Nous avons vocation à nous adresser au plus grand nombre de nos compatriotes expatriés estimés à quelque 500.000 qui peuvent bien être dénommés la « onzième province » du Royaume. A ce titre notre JOURNAL s’ouvre bien volontiers au SOIR même s’il ne constitue pour lui qu’une petite fenêtre sur le monde.
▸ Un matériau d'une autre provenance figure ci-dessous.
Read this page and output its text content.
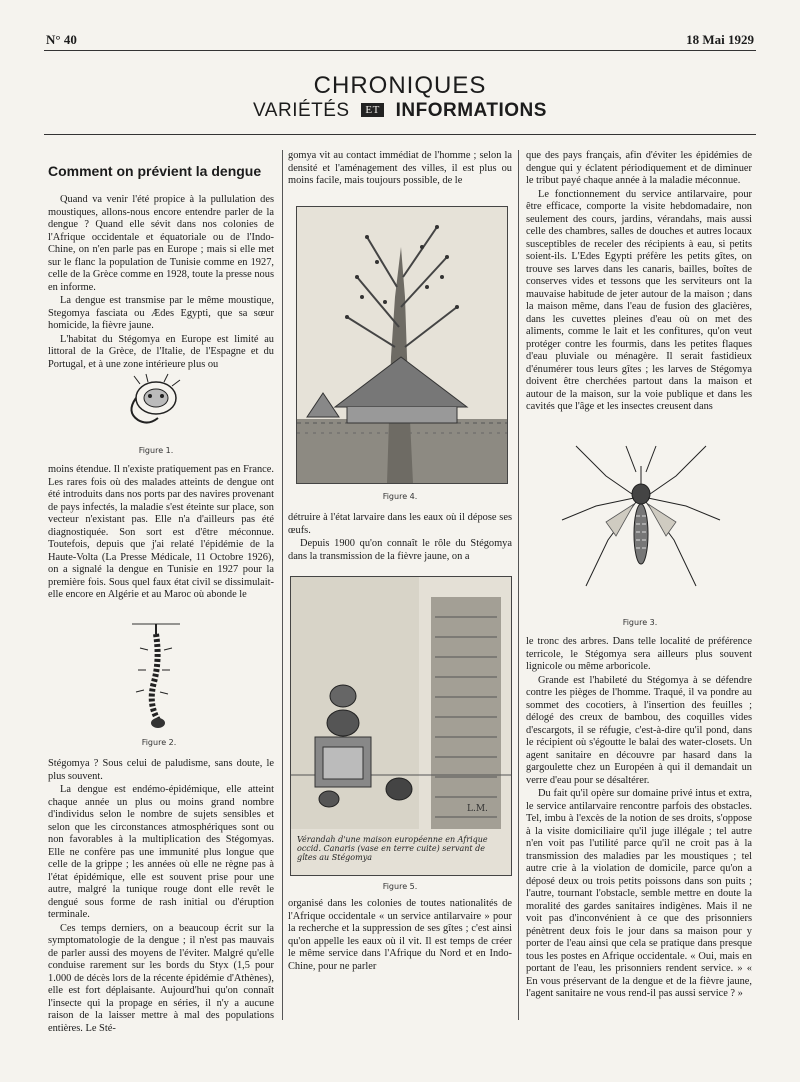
N° 40	18 Mai 1929
CHRONIQUES
VARIÉTÉS ET INFORMATIONS
Comment on prévient la dengue

Quand va venir l'été propice à la pullulation des moustiques, allons-nous encore entendre parler de la dengue ? Quand elle sévit dans nos colonies de l'Afrique occidentale et équatoriale ou de l'Indo-Chine, on n'en parle pas en Europe ; mais si elle met sur le flanc la population de Tunisie comme en 1927, celle de la Grèce comme en 1928, toute la presse nous en informe.

La dengue est transmise par le même moustique, Stegomya fasciata ou Ædes Egypti, que sa sœur homicide, la fièvre jaune.

L'habitat du Stégomya en Europe est limité au littoral de la Grèce, de l'Italie, de l'Espagne et du Portugal, et à une zone intérieure plus ou

Figure 1.

moins étendue. Il n'existe pratiquement pas en France. Les rares fois où des malades atteints de dengue ont été introduits dans nos ports par des navires provenant de pays infectés, la maladie s'est éteinte sur place, son vecteur n'existant pas. Elle n'a d'ailleurs pas été diagnostiquée. Son sort est d'être méconnue. Toutefois, depuis que j'ai relaté l'épidémie de la Haute-Volta (La Presse Médicale, 11 Octobre 1926), on a signalé la dengue en Tunisie en 1927 pour la première fois. Sous quel faux état civil se dissimulait-elle encore en Algérie et au Maroc où abonde le

Figure 2.

Stégomya ? Sous celui de paludisme, sans doute, le plus souvent.

La dengue est endémo-épidémique, elle atteint chaque année un plus ou moins grand nombre d'individus selon le nombre de sujets sensibles et selon que les circonstances atmosphériques sont ou non favorables à la multiplication des Stégomyas. Elle ne confère pas une immunité plus longue que celle de la grippe ; les années où elle ne règne pas à l'état épidémique, elle est souvent prise pour une autre, malgré la tunique rouge dont elle revêt le dengué sous forme de rash initial ou d'éruption terminale.

Ces temps derniers, on a beaucoup écrit sur la symptomatologie de la dengue ; il n'est pas mauvais de parler aussi des moyens de l'éviter. Malgré qu'elle conduise rarement sur les bords du Styx (1,5 pour 1.000 de décès lors de la récente épidémie d'Athènes), elle est fort déplaisante. Aujourd'hui qu'on connaît l'insecte qui la propage en séries, il n'y a aucune raison de la laisser mettre à mal des populations entières. Le Sté-

gomya vit au contact immédiat de l'homme ; selon la densité et l'aménagement des villes, il est plus ou moins facile, mais toujours possible, de le

Figure 4.

détruire à l'état larvaire dans les eaux où il dépose ses œufs.

Depuis 1900 qu'on connaît le rôle du Stégomya dans la transmission de la fièvre jaune, on a

L.M.
Vérandah d'une maison européenne en Afrique occid. Canaris (vase en terre cuite) servant de gîtes au Stégomya
Figure 5.

organisé dans les colonies de toutes nationalités de l'Afrique occidentale « un service antilarvaire » pour la recherche et la suppression de ses gîtes ; c'est ainsi qu'on appelle les eaux où il vit. Il est temps de créer le même service dans l'Afrique du Nord et en Indo-Chine, pour ne parler

que des pays français, afin d'éviter les épidémies de dengue qui y éclatent périodiquement et de diminuer le tribut payé chaque année à la maladie méconnue.

Le fonctionnement du service antilarvaire, pour être efficace, comporte la visite hebdomadaire, non seulement des cours, jardins, vérandahs, mais aussi celle des chambres, salles de douches et autres locaux susceptibles de receler des récipients à eau, si petits soient-ils. L'Edes Egypti préfère les petits gîtes, on trouve ses larves dans les canaris, bailles, boîtes de conserves vides et tessons que les serviteurs ont la mauvaise habitude de jeter autour de la maison ; dans la maison même, dans l'eau de fusion des glacières, dans les cuvettes pleines d'eau où on met des aliments, comme le lait et les confitures, qu'on veut protéger contre les fourmis, dans les petites flaques d'eau pluviale ou ménagère. Il serait fastidieux d'énumérer tous leurs gîtes ; les larves de Stégomya doivent être cherchées partout dans la maison et autour de la maison, sur la voie publique et dans les cavités que l'âge et les insectes creusent dans

Figure 3.

le tronc des arbres. Dans telle localité de préférence terricole, le Stégomya sera ailleurs plus souvent lignicole ou même arboricole.

Grande est l'habileté du Stégomya à se défendre contre les pièges de l'homme. Traqué, il va pondre au sommet des cocotiers, à l'insertion des feuilles ; délogé des creux de bambou, des coquilles vides d'escargots, il se réfugie, c'est-à-dire qu'il pond, dans le récipient où s'égoutte le balai des water-closets. Un agent sanitaire en découvre par hasard dans la gargoulette chez un Européen à qui il demandait un verre d'eau pour se désaltérer.

Du fait qu'il opère sur domaine privé intus et extra, le service antilarvaire rencontre parfois des obstacles. Tel, imbu à l'excès de la notion de ses droits, s'oppose à la visite domiciliaire qu'il juge illégale ; tel autre n'en voit pas l'utilité parce qu'il ne croit pas à la transmission des maladies par les moustiques ; tel autre crie à la violation de domicile, parce qu'on a déposé deux ou trois petits poissons dans son puits ; l'autre, tournant l'obstacle, semble mettre en doute la moralité des gardes sanitaires indigènes. Mais il ne voit pas d'inconvénient à ce que des prisonniers pénètrent deux fois le jour dans sa maison pour y porter de l'eau ainsi que cela se pratique dans presque tous les postes en Afrique occidentale. « Oui, mais en portant de l'eau, les prisonniers rendent service. » « En vous préservant de la dengue et de la fièvre jaune, l'agent sanitaire ne vous rend-il pas aussi service ? »
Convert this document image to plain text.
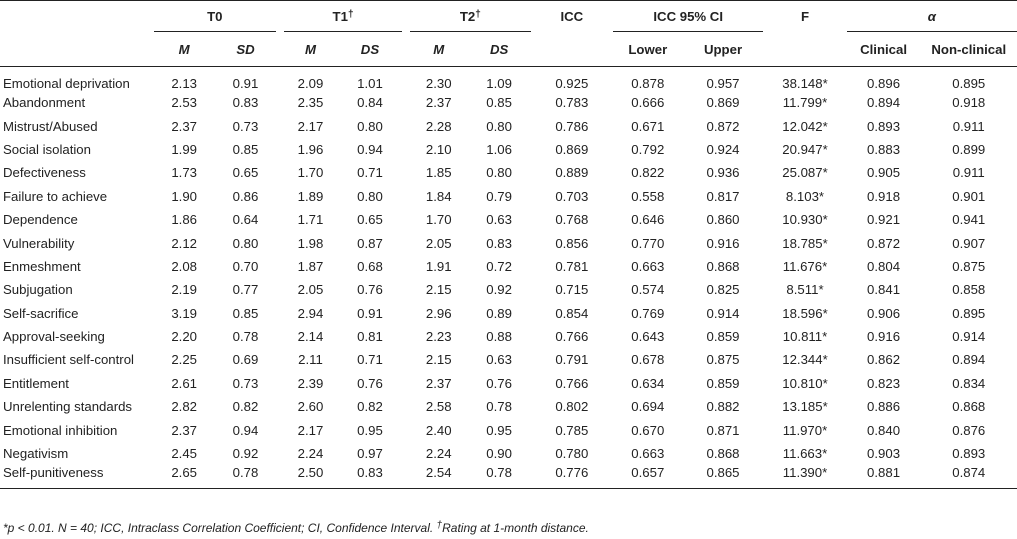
	T0			T1†			T2†			ICC		ICC 95% CI			F		α	
	M	SD		M	DS		M	DS				Lower	Upper				Clinical	Non-clinical
Emotional deprivation	2.13	0.91		2.09	1.01		2.30	1.09		0.925		0.878	0.957		38.148*		0.896	0.895
Abandonment	2.53	0.83		2.35	0.84		2.37	0.85		0.783		0.666	0.869		11.799*		0.894	0.918
Mistrust/Abused	2.37	0.73		2.17	0.80		2.28	0.80		0.786		0.671	0.872		12.042*		0.893	0.911
Social isolation	1.99	0.85		1.96	0.94		2.10	1.06		0.869		0.792	0.924		20.947*		0.883	0.899
Defectiveness	1.73	0.65		1.70	0.71		1.85	0.80		0.889		0.822	0.936		25.087*		0.905	0.911
Failure to achieve	1.90	0.86		1.89	0.80		1.84	0.79		0.703		0.558	0.817		8.103*		0.918	0.901
Dependence	1.86	0.64		1.71	0.65		1.70	0.63		0.768		0.646	0.860		10.930*		0.921	0.941
Vulnerability	2.12	0.80		1.98	0.87		2.05	0.83		0.856		0.770	0.916		18.785*		0.872	0.907
Enmeshment	2.08	0.70		1.87	0.68		1.91	0.72		0.781		0.663	0.868		11.676*		0.804	0.875
Subjugation	2.19	0.77		2.05	0.76		2.15	0.92		0.715		0.574	0.825		8.511*		0.841	0.858
Self-sacrifice	3.19	0.85		2.94	0.91		2.96	0.89		0.854		0.769	0.914		18.596*		0.906	0.895
Approval-seeking	2.20	0.78		2.14	0.81		2.23	0.88		0.766		0.643	0.859		10.811*		0.916	0.914
Insufficient self-control	2.25	0.69		2.11	0.71		2.15	0.63		0.791		0.678	0.875		12.344*		0.862	0.894
Entitlement	2.61	0.73		2.39	0.76		2.37	0.76		0.766		0.634	0.859		10.810*		0.823	0.834
Unrelenting standards	2.82	0.82		2.60	0.82		2.58	0.78		0.802		0.694	0.882		13.185*		0.886	0.868
Emotional inhibition	2.37	0.94		2.17	0.95		2.40	0.95		0.785		0.670	0.871		11.970*		0.840	0.876
Negativism	2.45	0.92		2.24	0.97		2.24	0.90		0.780		0.663	0.868		11.663*		0.903	0.893
Self-punitiveness	2.65	0.78		2.50	0.83		2.54	0.78		0.776		0.657	0.865		11.390*		0.881	0.874
*p < 0.01. N = 40; ICC, Intraclass Correlation Coefficient; CI, Confidence Interval. †Rating at 1-month distance.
Cette fenêtre devrait s’agrandir progressivement quand le journal sera mis progressivement sur le Net et touchera ceux de nos compatriotes à l’étranger que la poste ne joint pas.

Notre UNION, faut-il le rappeler, depuis 1967 – quand elle fut fondée par Hugues du Roy de Blicquy – rend des services d’intérêt public en aidant nos expatriés à trouver des solutions aux problèmes qu’ils rencontrent en Belgique.

Notre équipe de bénévoles répond à une moyenne quotidienne d’une vingtaine de demandes portant sur des sujets d’ordre fiscal, sécurité sociale, pensions, enseignement, etc.

En cette période de crise, nombreux sont les Belges qui songent à émigrer ; nous offrons de les rencontrer avant leur départ pour leur prodiguer certains conseils et leur signaler que nous demeurerons à leur disposition.

A cet égard, l’UNION pâtissait d’un déficit d’image dans les médias…

Notre nouvelle coopération avec LE SOIR trouvera les occasions utiles pour nous faire connaître auprès du grand public, que ce soient les Belges qui sont sur le point de s’expatrier ou ceux qui seraient à même de nous aider et en particulier les chefs d’entreprises qui ont des investissements et du personnel à l’étranger.

Il y a donc lieu de se féliciter de ce partenariat qui préserve la souveraineté de l’UNION sur le contenu et la gestion de son JOURNAL.